A Lightweight Public Transport Stops API as a Data Engineering Laboratory
This working paper investigates how a lightweight, read-only API built on top of open public transport data can function as a practical laboratory for data engineering, spatial querying, and applied analytics. Rather than focusing on performance optimization or production-grade guarantees, the study explores how minimal architectural choices—Parquet snapshots, in-process SQL engines, and simple HTTP interfaces—can enable meaningful experimentation and learning.
The work examines a thin JSON/HTTP wrapper around Auckland Transport’s bus stop dataset, designed to support exploratory use cases such as spatial proximity analysis, pagination, and identifier-based lookup. The goal is not to propose a generalized solution for geospatial APIs, but to reflect on the trade-offs involved in deliberately constrained systems intended for research, teaching, and prototyping.

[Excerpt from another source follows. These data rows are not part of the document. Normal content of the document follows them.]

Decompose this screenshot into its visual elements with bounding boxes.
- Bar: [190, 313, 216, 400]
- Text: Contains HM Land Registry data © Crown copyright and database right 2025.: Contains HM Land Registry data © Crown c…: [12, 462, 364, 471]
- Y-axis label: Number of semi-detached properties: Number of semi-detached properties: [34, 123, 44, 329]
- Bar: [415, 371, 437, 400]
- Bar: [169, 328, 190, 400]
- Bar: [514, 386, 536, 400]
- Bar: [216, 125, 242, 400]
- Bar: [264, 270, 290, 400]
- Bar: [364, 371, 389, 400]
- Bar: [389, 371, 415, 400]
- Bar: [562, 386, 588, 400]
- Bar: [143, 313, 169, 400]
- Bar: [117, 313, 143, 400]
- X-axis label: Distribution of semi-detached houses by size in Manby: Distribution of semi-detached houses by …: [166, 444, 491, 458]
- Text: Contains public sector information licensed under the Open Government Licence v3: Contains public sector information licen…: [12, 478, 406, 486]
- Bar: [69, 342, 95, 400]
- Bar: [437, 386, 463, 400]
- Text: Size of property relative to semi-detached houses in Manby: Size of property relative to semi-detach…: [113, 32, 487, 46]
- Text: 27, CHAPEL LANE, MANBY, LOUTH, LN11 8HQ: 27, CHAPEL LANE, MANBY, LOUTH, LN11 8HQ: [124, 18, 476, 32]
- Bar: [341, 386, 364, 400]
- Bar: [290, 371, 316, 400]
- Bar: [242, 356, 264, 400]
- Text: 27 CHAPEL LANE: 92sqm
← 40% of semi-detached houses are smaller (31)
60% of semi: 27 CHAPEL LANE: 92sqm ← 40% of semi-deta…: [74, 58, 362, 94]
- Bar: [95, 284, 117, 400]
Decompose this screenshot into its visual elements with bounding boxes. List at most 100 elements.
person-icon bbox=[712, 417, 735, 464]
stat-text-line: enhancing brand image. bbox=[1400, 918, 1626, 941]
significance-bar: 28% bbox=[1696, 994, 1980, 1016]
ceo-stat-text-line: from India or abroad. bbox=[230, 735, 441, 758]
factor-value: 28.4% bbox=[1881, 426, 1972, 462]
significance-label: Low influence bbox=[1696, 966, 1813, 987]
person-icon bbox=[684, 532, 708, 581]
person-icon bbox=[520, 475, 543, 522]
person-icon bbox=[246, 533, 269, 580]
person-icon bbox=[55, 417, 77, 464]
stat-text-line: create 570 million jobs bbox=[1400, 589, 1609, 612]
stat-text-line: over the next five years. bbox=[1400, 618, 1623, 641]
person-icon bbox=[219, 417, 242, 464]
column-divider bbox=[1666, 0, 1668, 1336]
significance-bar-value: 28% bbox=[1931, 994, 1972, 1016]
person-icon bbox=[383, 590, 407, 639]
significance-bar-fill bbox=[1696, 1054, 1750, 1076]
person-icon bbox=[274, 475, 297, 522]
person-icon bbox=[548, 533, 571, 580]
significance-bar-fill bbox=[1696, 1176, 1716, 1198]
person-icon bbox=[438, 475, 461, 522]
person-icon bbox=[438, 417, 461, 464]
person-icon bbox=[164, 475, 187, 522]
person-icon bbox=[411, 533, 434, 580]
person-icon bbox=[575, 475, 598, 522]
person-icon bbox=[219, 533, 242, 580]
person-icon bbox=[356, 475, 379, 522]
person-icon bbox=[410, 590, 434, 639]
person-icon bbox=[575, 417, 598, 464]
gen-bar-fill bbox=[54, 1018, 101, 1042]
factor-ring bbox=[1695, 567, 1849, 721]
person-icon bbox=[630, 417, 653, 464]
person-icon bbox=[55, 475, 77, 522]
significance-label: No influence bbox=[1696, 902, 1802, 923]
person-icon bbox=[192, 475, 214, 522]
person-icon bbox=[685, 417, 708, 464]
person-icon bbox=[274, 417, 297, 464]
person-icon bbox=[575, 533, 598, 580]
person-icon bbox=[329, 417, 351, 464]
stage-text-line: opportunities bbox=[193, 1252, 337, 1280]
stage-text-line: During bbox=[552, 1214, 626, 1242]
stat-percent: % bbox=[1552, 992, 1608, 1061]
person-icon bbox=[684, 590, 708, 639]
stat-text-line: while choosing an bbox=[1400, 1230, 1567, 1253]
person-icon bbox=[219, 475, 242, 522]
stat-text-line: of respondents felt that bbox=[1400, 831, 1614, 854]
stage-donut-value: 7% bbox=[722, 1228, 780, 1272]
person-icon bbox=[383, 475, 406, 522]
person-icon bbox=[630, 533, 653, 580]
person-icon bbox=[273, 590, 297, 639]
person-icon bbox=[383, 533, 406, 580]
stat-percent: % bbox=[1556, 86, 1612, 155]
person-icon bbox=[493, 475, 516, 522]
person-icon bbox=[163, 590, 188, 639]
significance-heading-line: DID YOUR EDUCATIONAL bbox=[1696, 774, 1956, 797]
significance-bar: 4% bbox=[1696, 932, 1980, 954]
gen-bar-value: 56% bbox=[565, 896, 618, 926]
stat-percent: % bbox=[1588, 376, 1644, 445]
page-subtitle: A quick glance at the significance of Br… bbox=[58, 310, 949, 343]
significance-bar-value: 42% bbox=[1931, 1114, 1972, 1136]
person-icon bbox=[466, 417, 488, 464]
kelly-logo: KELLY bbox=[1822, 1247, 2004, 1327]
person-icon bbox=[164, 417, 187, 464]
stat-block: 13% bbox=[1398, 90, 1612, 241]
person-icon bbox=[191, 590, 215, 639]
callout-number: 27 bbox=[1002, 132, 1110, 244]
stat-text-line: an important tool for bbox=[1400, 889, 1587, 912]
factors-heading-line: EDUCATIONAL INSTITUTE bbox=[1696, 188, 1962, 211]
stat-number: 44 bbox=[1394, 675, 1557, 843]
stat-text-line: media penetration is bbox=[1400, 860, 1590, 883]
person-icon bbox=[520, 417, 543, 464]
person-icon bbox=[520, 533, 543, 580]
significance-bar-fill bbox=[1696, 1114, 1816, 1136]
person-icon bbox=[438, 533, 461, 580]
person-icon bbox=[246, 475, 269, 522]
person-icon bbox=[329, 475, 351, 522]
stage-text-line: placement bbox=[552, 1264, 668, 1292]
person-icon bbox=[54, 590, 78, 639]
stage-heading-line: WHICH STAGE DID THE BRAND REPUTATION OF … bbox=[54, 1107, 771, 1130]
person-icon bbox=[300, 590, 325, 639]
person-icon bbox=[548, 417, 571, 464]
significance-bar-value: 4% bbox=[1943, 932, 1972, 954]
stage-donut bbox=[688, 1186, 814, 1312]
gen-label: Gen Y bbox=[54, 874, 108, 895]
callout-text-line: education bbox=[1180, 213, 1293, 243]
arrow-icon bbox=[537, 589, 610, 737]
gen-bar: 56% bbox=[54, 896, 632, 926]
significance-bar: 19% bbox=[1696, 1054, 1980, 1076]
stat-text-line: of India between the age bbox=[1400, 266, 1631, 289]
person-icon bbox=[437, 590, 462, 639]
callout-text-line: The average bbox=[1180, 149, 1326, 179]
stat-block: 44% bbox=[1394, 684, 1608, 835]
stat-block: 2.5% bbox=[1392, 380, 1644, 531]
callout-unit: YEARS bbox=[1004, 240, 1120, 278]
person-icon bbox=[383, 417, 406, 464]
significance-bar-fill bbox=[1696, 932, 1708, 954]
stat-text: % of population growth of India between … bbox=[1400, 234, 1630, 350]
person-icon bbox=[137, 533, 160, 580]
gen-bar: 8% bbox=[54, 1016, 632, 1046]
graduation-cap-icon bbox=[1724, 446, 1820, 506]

This paper is exploratory and conceptual in nature, grounded in an applied implementation. It does not claim completeness, operational robustness, or external validity beyond its context. As a working paper, it presents observations, design decisions, and open questions that emerge from the implementation, rather than finalized results or prescriptive architectures. The intent is to invite reflection on how small, well-scoped data services can act as educational and experimental tools within the broader data engineering ecosystem.
General Information
Motivation
Modern data engineering discourse often centers on large-scale, production-ready platforms, which can obscure the value of smaller, intentionally limited systems. The motivation behind this investigation is to understand how a simple API, built on open data and modest infrastructure, can still support meaningful experimentation with data access patterns, spatial queries, and system design.
The Auckland Bus Stops API was conceived as a public utility rather than a commercial or mission-critical service. Its purpose is to lower the barrier to entry for working with real-world transport data while maintaining transparency about its limitations.
Scope and assumptions
This work focuses exclusively on stop-level public transport data derived from a GTFS-based snapshot. It assumes periodic, but not guaranteed, data freshness and operates under the assumption that users are engaging with the API for learning, research, or prototyping purposes. Performance, availability, and strict correctness guarantees are explicitly out of scope.
Non-goals
This paper does not aim to design a full GTFS API, a real-time transport service, or a comprehensive GIS platform. Route planning, timetables, live vehicle tracking, and high-precision geospatial calculations are intentionally excluded. The system is not evaluated against production SLAs or scalability benchmarks.
Status of the investigation
The implementation is considered experimental and exploratory. Design choices are subject to change, and the findings presented here reflect the current state of the system rather than a finalized architecture.